En la toma de la UNAM por parte de los "ultras" hay dos revoluciones blandas convergentes: una vagamente postmarxista y otra puntualmente fascista. Para los representantes del primer género, la UNAM es el nuevo "territorio liberado" de México, (el primero es la parte de la Selva Lacandona controlada por el zapatismo). No emplean sus armas (aunque deben estar bien pertrechados), no constituyen un movimiento de resistencia civil (porque han tomado por la fuerza una institución pública y tienen en su contra el repudio mayoritario de la comunidad universitaria y la opinión). Cobijados bajo la bandera de la educación pública gratuita (aspiración legítima pero demagógica, dada la gratuidad efectiva de la educación universitaria), actúan como un foco irreductible en espera de que ocurra una aceleración del proceso, así sea mediante un sacrificio colectivo: un Acteal en el Pedregal.

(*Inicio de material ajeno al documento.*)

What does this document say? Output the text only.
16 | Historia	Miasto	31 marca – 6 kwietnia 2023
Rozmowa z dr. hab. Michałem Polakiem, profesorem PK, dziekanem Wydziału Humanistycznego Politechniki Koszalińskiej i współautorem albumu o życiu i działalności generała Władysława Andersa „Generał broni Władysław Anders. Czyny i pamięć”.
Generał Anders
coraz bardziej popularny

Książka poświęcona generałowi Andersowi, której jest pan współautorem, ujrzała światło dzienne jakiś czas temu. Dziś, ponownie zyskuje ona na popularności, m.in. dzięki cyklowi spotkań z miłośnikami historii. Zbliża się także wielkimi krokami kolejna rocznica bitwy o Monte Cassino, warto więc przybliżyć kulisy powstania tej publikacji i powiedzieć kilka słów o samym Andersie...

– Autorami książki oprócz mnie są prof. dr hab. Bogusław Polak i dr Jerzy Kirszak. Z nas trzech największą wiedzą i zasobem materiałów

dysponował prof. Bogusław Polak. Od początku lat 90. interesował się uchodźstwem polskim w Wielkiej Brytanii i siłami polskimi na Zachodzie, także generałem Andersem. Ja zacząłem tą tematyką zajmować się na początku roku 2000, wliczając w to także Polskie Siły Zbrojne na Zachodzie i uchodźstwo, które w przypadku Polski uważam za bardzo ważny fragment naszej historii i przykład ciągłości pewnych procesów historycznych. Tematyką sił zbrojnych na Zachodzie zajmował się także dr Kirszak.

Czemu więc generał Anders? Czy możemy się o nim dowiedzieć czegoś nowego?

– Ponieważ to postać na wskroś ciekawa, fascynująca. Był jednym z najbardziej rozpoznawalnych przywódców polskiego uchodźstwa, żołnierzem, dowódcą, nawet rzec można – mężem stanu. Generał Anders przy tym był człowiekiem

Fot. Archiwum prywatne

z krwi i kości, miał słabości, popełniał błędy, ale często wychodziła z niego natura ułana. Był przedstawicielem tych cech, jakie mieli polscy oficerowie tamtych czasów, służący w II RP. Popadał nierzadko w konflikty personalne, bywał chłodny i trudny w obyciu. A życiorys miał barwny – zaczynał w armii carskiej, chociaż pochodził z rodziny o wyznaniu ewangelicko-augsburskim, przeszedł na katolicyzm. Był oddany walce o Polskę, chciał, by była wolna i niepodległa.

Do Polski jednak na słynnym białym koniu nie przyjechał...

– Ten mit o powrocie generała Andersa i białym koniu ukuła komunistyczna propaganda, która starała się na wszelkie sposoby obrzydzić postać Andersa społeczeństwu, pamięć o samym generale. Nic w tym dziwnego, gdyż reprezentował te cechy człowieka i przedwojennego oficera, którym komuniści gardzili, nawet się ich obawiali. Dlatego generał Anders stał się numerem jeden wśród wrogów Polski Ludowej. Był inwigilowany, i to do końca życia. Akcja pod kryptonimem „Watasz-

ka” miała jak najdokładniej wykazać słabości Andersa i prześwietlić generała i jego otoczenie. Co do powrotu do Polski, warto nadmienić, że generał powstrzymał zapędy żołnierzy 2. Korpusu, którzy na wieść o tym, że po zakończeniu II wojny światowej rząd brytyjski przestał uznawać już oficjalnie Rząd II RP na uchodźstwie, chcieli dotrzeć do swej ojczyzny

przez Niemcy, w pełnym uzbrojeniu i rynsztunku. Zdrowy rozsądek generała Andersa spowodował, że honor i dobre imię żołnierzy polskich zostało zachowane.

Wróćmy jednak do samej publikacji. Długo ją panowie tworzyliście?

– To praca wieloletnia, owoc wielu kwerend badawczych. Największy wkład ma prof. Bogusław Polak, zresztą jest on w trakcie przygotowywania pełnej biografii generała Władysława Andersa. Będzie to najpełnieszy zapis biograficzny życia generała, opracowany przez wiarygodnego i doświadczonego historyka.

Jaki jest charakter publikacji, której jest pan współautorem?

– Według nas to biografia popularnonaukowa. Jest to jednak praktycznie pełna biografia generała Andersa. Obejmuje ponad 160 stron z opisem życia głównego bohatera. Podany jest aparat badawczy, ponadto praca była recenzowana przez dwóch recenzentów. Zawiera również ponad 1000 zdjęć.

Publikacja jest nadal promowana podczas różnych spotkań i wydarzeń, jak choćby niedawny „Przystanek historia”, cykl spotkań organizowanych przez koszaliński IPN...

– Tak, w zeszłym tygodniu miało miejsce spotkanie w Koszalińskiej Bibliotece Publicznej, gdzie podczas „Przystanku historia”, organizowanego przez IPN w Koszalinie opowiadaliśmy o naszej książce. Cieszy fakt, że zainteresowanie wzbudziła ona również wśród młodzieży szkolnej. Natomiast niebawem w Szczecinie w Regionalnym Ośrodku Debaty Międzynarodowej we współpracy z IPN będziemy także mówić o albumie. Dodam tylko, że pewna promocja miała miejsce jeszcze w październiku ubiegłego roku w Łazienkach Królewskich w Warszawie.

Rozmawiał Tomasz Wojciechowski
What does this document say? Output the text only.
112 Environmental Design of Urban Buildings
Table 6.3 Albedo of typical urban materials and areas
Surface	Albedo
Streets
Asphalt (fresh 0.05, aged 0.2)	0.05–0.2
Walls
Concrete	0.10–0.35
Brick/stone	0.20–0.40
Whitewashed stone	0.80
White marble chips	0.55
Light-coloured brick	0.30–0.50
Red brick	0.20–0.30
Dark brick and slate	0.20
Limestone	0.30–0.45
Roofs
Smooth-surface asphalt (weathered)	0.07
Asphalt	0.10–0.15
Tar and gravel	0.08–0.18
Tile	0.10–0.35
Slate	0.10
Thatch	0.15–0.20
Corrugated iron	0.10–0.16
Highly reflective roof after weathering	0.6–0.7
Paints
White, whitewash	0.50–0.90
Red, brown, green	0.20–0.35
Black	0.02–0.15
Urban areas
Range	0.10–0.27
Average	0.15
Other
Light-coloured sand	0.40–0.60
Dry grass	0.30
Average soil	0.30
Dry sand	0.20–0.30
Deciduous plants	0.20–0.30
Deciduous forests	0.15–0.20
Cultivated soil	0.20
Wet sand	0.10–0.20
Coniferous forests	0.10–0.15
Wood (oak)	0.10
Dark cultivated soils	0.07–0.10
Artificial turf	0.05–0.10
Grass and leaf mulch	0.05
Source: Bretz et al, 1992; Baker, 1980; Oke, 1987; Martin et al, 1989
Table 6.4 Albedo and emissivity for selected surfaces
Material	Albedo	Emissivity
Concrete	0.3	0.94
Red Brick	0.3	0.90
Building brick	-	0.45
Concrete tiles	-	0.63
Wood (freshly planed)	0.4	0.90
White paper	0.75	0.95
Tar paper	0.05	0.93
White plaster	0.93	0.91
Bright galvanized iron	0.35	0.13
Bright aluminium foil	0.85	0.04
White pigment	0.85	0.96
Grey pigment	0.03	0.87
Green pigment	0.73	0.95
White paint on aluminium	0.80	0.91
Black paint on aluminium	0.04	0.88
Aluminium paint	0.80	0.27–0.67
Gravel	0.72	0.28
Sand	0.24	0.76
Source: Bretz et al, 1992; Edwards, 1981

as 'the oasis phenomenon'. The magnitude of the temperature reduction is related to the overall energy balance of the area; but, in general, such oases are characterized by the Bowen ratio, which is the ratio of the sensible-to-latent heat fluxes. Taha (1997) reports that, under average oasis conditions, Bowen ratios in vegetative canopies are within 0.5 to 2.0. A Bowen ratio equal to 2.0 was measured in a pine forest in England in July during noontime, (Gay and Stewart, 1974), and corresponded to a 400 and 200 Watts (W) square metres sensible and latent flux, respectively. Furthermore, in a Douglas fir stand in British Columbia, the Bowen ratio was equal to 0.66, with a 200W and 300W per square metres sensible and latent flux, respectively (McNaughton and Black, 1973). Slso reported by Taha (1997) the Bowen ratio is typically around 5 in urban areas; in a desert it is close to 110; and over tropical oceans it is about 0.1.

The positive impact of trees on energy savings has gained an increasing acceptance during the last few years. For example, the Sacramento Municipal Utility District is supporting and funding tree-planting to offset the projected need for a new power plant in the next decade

En su vertiente fascista, la toma de la UNAM recuerda a la Italia de los años veinte: glorificación de la "vida peligrosa", frenética, impetuosa, violenta e intolerante, primitivismo ideológico, inanidad programática, desdén por la democracia -sus prácticas, sus principios, sus instituciones. Sobre todas las cosas, el fascismo fue un movimiento de grupos juveniles. La juventud se elevó al rango de categoría social y la sola palabra adquirió un prestigio mítico. (De hecho, como se sabe, el himno fascista comenzaba con las palabras "Giovinezza! Giovinezza!/Primavera di bellezza"). El propio Mussolini escribía en 1919 el elogio de "la juventud de las barricadas y las escuelas" en perpetuo movimiento, buscando "una revolución" que eliminara "todos los valores viejos, convencionales". Estaba describiendo un día de campo en el campus de la UNAM.

En un principio la convergencia de estos movimientos parecía una hipótesis aventurada. Hoy está a la luz del día. Desde hace años el zapatismo había buscado infructuosamente la consolidación de un "frente" en la "sociedad civil" que aliviara su aislamiento y ampliara su radio de influencia política más allá de las redes del Internet y las publicaciones doctrinarias que les han sido afines. Había que establecer un "Aguascalientes" en la capital aunque fuera -como se intentó hace algunos años- en la Casa del Lago de Chapultepec. De pronto, con la huelga de la UNAM el zapatismo tiene ya una "Realidad" urbana con todo y su estética neorrealista-socialista (frente a la cafetería de la Facultad de Filosofía hay un mural que parodia la famosa "Escuela de Atenas"; Marx ocupa el lugar central y lo rodean Hitler, el Ché Guevara, Flores Magón, Sor Juana, Zapata y el autorretrato del artista, aventajado alumno de historia). Los huelguistas van a la Selva Lacandona, los zapatistas dan el grito en la explanada. Y mientras los ultras ansían tal vez que el gobierno les conceda la gracia de la represión, el Subcomandante Marcos sale de su letargo y proclama la exaltación de su biografía particular a historia nacional: cada universitario debe ser como él, revolucionario, neoindigenista, zapatista. Para su desgracia, no todos sueñan con emularlo. Hasta el propio Marcos ha tenido que reconvenir suavemente a sus jóvenes secuaces por no guardar las formas de la tolerancia en sus asambleas y golpear o marginar a los estudiantes moderados. Tal vez la distancia le impide ver entre ellos a los escuadrones juveniles cuyo ciego e irracional motor no es la justicia social sino ese otro lema de la Italia fascista: "tutto osare", atreverse a todo.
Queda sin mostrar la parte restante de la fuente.